Founding Rakuten Ichiba, the merchant-first mall (1997)
The market that a breakthrough price opened
The heart of this founding decision was a bet placed, before any question of technology or selection, on how far Rakuten could widen the base of sellers. Online retailing at the time was something well-capitalized firms took on at high cost. President Mikitani did the opposite: with a flat fee of $413 (¥50,000) a month and tools that required no specialist knowledge, he turned even small shopkeepers and farmers who had never touched a computer into sellers. The more sellers there were, the deeper the selection and the traffic grew, and that in turn drew still more shops. The breakthrough price was not mere discounting but the design of an entrance built to keep that cycle turning.

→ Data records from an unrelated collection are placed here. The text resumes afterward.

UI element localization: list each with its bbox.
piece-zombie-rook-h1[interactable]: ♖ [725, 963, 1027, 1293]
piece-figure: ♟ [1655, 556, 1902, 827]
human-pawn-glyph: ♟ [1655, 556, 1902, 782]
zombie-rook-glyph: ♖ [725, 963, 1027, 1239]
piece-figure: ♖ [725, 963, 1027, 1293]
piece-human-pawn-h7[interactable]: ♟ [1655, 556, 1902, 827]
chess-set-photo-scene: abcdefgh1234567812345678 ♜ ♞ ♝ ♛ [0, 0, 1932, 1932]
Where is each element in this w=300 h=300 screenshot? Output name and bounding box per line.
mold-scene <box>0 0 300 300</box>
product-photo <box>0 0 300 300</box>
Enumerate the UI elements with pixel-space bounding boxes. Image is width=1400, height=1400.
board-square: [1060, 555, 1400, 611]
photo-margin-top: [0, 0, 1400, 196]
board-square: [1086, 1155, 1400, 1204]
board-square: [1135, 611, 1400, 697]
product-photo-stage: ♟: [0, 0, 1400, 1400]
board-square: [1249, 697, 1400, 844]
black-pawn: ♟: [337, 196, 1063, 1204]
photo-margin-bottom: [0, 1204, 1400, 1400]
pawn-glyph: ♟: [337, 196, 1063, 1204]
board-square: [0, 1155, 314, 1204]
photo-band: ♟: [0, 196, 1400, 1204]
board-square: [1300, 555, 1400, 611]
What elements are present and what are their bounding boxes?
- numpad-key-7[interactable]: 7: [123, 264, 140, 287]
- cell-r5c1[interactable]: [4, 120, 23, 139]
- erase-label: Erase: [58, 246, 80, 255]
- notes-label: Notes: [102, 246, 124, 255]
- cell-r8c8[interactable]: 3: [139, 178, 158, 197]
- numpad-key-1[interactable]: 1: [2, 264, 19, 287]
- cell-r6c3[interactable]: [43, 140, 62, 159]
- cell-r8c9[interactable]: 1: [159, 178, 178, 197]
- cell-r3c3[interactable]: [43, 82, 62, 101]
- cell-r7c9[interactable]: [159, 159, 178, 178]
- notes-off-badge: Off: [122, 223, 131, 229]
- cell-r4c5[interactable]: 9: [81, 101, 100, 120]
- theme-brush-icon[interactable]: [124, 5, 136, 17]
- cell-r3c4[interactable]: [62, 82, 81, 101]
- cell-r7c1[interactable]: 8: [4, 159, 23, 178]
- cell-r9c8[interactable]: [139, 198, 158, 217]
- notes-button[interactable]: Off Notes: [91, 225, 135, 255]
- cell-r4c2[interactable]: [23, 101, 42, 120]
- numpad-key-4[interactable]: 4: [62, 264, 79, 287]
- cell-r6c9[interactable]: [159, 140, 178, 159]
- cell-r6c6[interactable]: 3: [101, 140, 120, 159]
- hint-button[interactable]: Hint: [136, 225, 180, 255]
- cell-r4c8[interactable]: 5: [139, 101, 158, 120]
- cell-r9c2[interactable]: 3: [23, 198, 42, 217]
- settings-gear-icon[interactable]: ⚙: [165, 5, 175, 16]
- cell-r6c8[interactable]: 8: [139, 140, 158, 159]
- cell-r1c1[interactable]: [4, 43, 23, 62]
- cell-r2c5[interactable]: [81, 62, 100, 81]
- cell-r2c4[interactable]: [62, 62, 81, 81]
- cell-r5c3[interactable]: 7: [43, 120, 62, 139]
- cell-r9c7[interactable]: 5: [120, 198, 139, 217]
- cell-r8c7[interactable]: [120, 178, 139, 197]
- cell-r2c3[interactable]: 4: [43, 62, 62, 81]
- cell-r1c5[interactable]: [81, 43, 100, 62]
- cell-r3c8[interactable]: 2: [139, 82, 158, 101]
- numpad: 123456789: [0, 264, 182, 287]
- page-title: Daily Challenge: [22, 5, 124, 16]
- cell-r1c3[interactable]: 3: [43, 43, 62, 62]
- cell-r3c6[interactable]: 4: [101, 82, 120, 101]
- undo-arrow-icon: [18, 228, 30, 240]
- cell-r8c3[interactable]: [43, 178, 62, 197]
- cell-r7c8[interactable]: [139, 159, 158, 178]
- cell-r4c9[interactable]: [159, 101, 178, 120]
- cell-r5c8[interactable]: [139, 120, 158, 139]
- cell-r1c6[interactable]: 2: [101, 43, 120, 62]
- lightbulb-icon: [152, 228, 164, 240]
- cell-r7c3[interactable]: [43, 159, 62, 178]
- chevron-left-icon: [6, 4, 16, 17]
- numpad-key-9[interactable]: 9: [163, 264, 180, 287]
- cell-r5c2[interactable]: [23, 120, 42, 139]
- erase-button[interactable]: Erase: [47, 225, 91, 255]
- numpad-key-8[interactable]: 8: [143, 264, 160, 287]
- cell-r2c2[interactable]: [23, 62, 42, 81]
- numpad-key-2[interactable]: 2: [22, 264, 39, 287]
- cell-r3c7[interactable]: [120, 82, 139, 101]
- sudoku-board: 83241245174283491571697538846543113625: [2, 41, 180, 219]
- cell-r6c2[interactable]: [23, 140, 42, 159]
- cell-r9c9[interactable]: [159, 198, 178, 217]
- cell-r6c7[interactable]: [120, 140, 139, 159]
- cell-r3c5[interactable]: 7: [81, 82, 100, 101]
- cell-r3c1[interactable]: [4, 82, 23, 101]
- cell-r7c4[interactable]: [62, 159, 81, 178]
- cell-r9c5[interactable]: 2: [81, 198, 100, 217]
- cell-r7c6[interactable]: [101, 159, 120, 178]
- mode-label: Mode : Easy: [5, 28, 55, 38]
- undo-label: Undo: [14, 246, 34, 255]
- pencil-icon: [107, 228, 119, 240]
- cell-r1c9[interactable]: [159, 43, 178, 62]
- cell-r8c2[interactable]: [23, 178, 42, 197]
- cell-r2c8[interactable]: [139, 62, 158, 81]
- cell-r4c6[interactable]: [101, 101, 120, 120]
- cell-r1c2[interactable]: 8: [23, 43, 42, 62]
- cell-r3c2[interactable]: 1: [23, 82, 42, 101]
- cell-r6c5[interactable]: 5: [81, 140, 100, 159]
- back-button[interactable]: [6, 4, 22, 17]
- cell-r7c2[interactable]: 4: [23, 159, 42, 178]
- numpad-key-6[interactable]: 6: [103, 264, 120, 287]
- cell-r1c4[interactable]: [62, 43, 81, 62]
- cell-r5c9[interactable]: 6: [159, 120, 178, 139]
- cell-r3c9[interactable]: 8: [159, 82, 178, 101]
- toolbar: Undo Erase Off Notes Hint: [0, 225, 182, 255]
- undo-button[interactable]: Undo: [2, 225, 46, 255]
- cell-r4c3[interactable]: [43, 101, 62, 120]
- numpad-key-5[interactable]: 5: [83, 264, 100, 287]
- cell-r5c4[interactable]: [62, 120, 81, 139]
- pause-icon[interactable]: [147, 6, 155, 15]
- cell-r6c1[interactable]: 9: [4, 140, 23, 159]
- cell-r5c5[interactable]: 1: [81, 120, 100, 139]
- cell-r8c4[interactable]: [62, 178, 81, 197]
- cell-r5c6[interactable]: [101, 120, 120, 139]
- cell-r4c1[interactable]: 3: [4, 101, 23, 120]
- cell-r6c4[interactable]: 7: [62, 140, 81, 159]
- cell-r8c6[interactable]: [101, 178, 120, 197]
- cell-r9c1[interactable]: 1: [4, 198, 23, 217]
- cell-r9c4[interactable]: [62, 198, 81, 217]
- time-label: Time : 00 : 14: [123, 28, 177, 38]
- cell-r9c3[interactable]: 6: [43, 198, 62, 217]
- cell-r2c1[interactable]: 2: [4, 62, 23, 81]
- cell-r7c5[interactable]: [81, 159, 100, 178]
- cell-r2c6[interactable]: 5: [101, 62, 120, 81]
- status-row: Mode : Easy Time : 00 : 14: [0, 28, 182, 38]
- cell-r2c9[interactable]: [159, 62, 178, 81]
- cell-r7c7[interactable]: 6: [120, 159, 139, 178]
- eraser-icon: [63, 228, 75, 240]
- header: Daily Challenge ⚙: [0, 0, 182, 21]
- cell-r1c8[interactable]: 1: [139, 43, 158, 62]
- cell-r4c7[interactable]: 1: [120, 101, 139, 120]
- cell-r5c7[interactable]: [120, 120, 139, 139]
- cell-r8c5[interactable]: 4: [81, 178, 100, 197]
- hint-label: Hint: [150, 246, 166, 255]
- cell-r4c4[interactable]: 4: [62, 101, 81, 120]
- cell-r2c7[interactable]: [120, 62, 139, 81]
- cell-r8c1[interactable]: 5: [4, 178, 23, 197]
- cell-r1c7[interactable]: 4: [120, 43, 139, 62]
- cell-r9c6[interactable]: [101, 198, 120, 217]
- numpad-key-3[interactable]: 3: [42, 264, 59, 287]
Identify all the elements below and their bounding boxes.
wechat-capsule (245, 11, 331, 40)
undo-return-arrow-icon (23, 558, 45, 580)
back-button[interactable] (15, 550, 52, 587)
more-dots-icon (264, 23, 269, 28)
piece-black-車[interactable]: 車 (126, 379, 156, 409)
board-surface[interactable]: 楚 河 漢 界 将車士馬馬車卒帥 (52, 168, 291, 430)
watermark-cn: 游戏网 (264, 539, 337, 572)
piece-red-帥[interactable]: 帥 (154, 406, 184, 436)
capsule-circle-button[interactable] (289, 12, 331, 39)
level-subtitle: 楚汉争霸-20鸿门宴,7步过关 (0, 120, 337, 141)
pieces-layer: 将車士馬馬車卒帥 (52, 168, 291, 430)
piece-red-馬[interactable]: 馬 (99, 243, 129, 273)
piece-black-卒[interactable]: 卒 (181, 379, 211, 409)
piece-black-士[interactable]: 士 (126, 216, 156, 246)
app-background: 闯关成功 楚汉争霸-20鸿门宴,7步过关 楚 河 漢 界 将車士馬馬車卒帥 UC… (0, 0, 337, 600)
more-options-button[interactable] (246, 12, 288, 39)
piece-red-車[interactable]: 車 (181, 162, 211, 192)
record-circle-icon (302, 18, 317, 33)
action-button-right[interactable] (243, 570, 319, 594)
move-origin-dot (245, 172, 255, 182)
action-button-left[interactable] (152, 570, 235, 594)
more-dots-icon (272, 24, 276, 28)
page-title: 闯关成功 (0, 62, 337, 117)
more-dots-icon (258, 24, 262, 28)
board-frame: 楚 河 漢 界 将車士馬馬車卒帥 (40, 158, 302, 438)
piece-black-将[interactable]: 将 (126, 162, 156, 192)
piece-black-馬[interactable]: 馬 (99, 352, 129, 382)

Yet the flat fee, as the company grew, also turned into a wall. As users multiplied and the load and cost on the system swelled, a fixed fee let revenue rise only with the number of shops. In 2002 Rakuten introduced usage-based charging tied to monthly sales, stepping into the revision of its fee structure that it would call its “second founding.” Even so, the 1997 choice to open a storefront to individual shopkeepers for $413 (¥50,000) a month remade Japanese online retailing from the preserve of a few large players into a market with a broad base. What sets this founding decision apart is that it reshaped the market itself not through scale or capital, but through the question of whom it opened a storefront to.